Thursday, February 18, 2010

Floating

The Old Head has gone into hibernation. It's all a blah, but then again, I did try to use every minute in Japan observing and absorbing new ideas, and not just visually, but by reading and watching docos and taking notes, so the OH had a really good workout.

Yesterday, I couldn't get out of bed until 10.30AM, and if that wasn't bad enough, today it was nearly noon when I peeled myself off the mattress.

I feel like inside my head, I'm standing in the middle of a wide road. There are no cars, but lots of pedestrians - you know how they block roads for festivals and such? And this road has fabric shops, notions shops, galleries, bookshops, stationary shops, used book shops, art supply shops, and nicnac shops all around.... Bakeries, chocolate shops, jewelers and don't forget a dainty hat shop. And people are dressed in interesting colorful clothes.... And I'm standing in the middle as if time has stopped for me, but not for others... I'm gazing at what's going on all around, the colors, the shapes, and the sun and the shade.... My eyes stop to look at one Thing, and before that Thing registers, they move to another Thing of interest...

I can't concentrate, but I'm not distracted. I'm just soaking it all in.

I don't want to work on my photos just yet; they will make me concentrate on certain Things and I want my eyes to keep floating.

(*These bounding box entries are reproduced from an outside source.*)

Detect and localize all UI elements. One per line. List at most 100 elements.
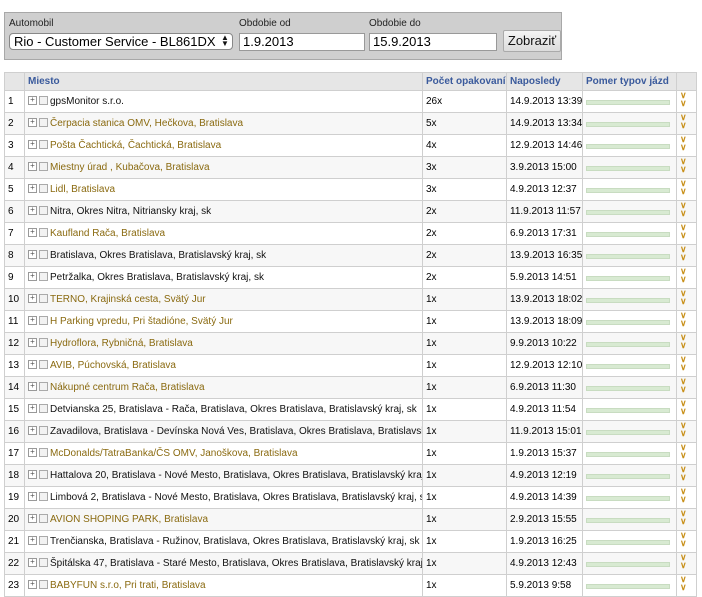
vehicle-select[interactable]: Rio - Customer Service - BL861DX ▲ ▼ [9,33,233,50]
chevron-down-icon[interactable]: ∨ ∨ [680,444,687,460]
header-last[interactable]: Naposledy [506,72,583,91]
chevron-down-icon[interactable]: ∨ ∨ [680,224,687,240]
row-place[interactable]: McDonalds/TatraBanka/ČS OMV, Janoškova, … [50,448,298,459]
row-place-cell: + Špitálska 47, Bratislava - Staré Mesto,… [24,552,423,575]
row-place[interactable]: H Parking vpredu, Pri štadióne, Svätý Ju… [50,316,233,327]
header-place[interactable]: Miesto [24,72,423,91]
chevron-down-icon[interactable]: ∨ ∨ [680,422,687,438]
chevron-down-icon[interactable]: ∨ ∨ [680,488,687,504]
expand-plus-icon[interactable]: + [28,382,37,392]
row-count: 1x [422,310,507,333]
expand-plus-icon[interactable]: + [28,250,37,260]
expand-plus-icon[interactable]: + [28,580,37,590]
expand-plus-icon[interactable]: + [28,118,37,128]
expand-plus-icon[interactable]: + [28,96,37,106]
chevron-down-icon[interactable]: ∨ ∨ [680,312,687,328]
expand-plus-icon[interactable]: + [28,294,37,304]
row-action-cell: ∨ ∨ [676,266,697,289]
expand-plus-icon[interactable]: + [28,272,37,282]
row-ratio-cell [582,200,677,223]
chevron-down-icon[interactable]: ∨ ∨ [680,466,687,482]
row-place[interactable]: TERNO, Krajinská cesta, Svätý Jur [50,294,206,305]
row-place[interactable]: Kaufland Rača, Bratislava [50,228,165,239]
expand-plus-icon[interactable]: + [28,492,37,502]
expand-plus-icon[interactable]: + [28,536,37,546]
row-ratio-cell [582,90,677,113]
row-place[interactable]: AVION SHOPING PARK, Bratislava [50,514,208,525]
chevron-down-icon[interactable]: ∨ ∨ [680,158,687,174]
row-place: Petržalka, Okres Bratislava, Bratislavsk… [50,271,264,283]
row-action-cell: ∨ ∨ [676,530,697,553]
row-place[interactable]: Miestny úrad , Kubačova, Bratislava [50,162,210,173]
row-place-cell: + Zavadilova, Bratislava - Devínska Nová … [24,420,423,443]
date-to-value: 15.9.2013 [373,34,431,49]
row-ratio-cell [582,530,677,553]
row-ratio-cell [582,574,677,597]
row-count: 1x [422,464,507,487]
row-last: 2.9.2013 15:55 [506,508,583,531]
chevron-down-icon[interactable]: ∨ ∨ [680,334,687,350]
chevron-down-icon[interactable]: ∨ ∨ [680,290,687,306]
chevron-down-icon[interactable]: ∨ ∨ [680,246,687,262]
date-from-input[interactable]: 1.9.2013 [239,33,365,51]
expand-plus-icon[interactable]: + [28,162,37,172]
flag-icon [39,514,48,524]
expand-plus-icon[interactable]: + [28,470,37,480]
row-place[interactable]: AVIB, Púchovská, Bratislava [50,360,176,371]
table-row: 21 + Trenčianska, Bratislava - Ružinov, Br… [4,530,697,553]
expand-plus-icon[interactable]: + [28,558,37,568]
chevron-down-icon[interactable]: ∨ ∨ [680,202,687,218]
chevron-down-icon[interactable]: ∨ ∨ [680,356,687,372]
row-ratio-cell [582,398,677,421]
row-index: 15 [4,398,25,421]
header-count[interactable]: Počet opakovaní [422,72,507,91]
expand-plus-icon[interactable]: + [28,338,37,348]
row-place: Bratislava, Okres Bratislava, Bratislavs… [50,249,267,261]
expand-plus-icon[interactable]: + [28,426,37,436]
chevron-down-icon[interactable]: ∨ ∨ [680,532,687,548]
chevron-down-icon[interactable]: ∨ ∨ [680,136,687,152]
expand-plus-icon[interactable]: + [28,206,37,216]
row-place-cell: + Kaufland Rača, Bratislava [24,222,423,245]
chevron-down-icon[interactable]: ∨ ∨ [680,510,687,526]
row-count: 2x [422,222,507,245]
chevron-down-icon[interactable]: ∨ ∨ [680,400,687,416]
filter-panel: Automobil Rio - Customer Service - BL861… [4,12,562,60]
expand-plus-icon[interactable]: + [28,140,37,150]
row-index: 21 [4,530,25,553]
row-place[interactable]: Nákupné centrum Rača, Bratislava [50,382,205,393]
row-count: 2x [422,266,507,289]
chevron-down-icon[interactable]: ∨ ∨ [680,114,687,130]
chevron-down-icon[interactable]: ∨ ∨ [680,378,687,394]
chevron-down-icon[interactable]: ∨ ∨ [680,554,687,570]
table-row: 10 + TERNO, Krajinská cesta, Svätý Jur 1x 13… [4,288,697,311]
expand-plus-icon[interactable]: + [28,228,37,238]
expand-plus-icon[interactable]: + [28,316,37,326]
chevron-down-icon[interactable]: ∨ ∨ [680,576,687,592]
chevron-down-icon[interactable]: ∨ ∨ [680,268,687,284]
row-place[interactable]: Lidl, Bratislava [50,184,115,195]
row-index: 14 [4,376,25,399]
expand-plus-icon[interactable]: + [28,448,37,458]
date-from-value: 1.9.2013 [243,34,294,49]
row-place[interactable]: Hydroflora, Rybničná, Bratislava [50,338,193,349]
expand-plus-icon[interactable]: + [28,404,37,414]
row-place[interactable]: BABYFUN s.r.o, Pri trati, Bratislava [50,580,206,591]
expand-plus-icon[interactable]: + [28,184,37,194]
row-action-cell: ∨ ∨ [676,574,697,597]
row-index: 9 [4,266,25,289]
chevron-down-icon[interactable]: ∨ ∨ [680,180,687,196]
row-index: 16 [4,420,25,443]
row-ratio-cell [582,112,677,135]
show-button[interactable]: Zobraziť [503,30,561,52]
expand-plus-icon[interactable]: + [28,514,37,524]
row-place-cell: + AVIB, Púchovská, Bratislava [24,354,423,377]
chevron-down-icon[interactable]: ∨ ∨ [680,92,687,108]
trip-ratio-bar [586,341,670,347]
expand-plus-icon[interactable]: + [28,360,37,370]
row-place[interactable]: Pošta Čachtická, Čachtická, Bratislava [50,140,221,151]
flag-icon [39,470,48,480]
date-to-input[interactable]: 15.9.2013 [369,33,497,51]
row-place[interactable]: Čerpacia stanica OMV, Hečkova, Bratislav… [50,118,243,129]
trip-ratio-bar [586,209,670,215]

However, I must share some nice finds before I forget. In between the lovely HAND/EYE magazine, (and I mean the hard copies which arrived while I was away) were:
  • It turns out India visited Amuse Museum in Asakusa, Tokyo, last Thursday and Mom and I, Friday. It's a new museum well worth a visit as they packed a lot of interesting stuff in small spaces, but not too packed. Their young staff were surprisingly well-informed, (though I don't know how multi-lingual they are), and we're allowed to photograph anything and touch some of the exhibits, which is rare in Japan. They have a special relationship with Anthropologist Tanaka Chuzaburoh, who has a massive collection of folk anything, mainly from Aomori Prefecture, (northeastern Honshu Island), particularly from the old Tsugaru region. Asakusa neighborhood of Tokyo is visitor-friendly.
And then there's the Taisho Era (1912-1926) of Japan. I discovered many Japanese painters I like flourished between the two wars. I knew this was true of writers, poets and publishers, in their work and their scandalous so-called private lives, (many ending up with tuberculous and dying young,) but I didn't know much of visual artists. During this time, hideous working conditions of young women in spinning mills among other things prompted labor movement, women worked towards suffrage (1925), but the mood was surprisingly buoyant and the populous enjoyed what they called Taisho Democracy, democracy being a strange and wonderful foreign concept. A quirky sense of humor, represented best by novelist Natsume Sohseki and essayist Uchida Hyakken, emerged.

I'm not sure what happened during the Great Depression in Japan, but the period between teh two wars is worth looking into, not only in Japan, but in arts around the world.

EDIT: The big earthquake hit Kanto region in 1922. Japanese Wiki says the Great Depression decimated Japanese economy, and makes a particular mention of the stoppage of spun yarns, (I suspect silk??) to the USA. The entry alludes to the subsequent invasion of Asia, Manchuria in particular, as purely financial, and though the path to WWII was similar to Germany, the entry claims ours was less racially/ideologically motivated. Though ideology was not at the forefront, I personally think Japanese racial superiority, (we are the children of Emperor the God, remember?) had much to do with it.

Compared to the first half of the 20th century, the period between WWII, particularly post-1964 Tokyo Olympics, up to this recession which started around 1992, was amazingly peaceful and prosperous. I really should read more Japanese history.

2 comments:

  1. isn't it curious how we make tracks around the whirled and the footprints overlap from time to time

    ReplyDelete
  2. Yes, but in this particular instance, I wished yours had stomped on right on top of me in Asakusa!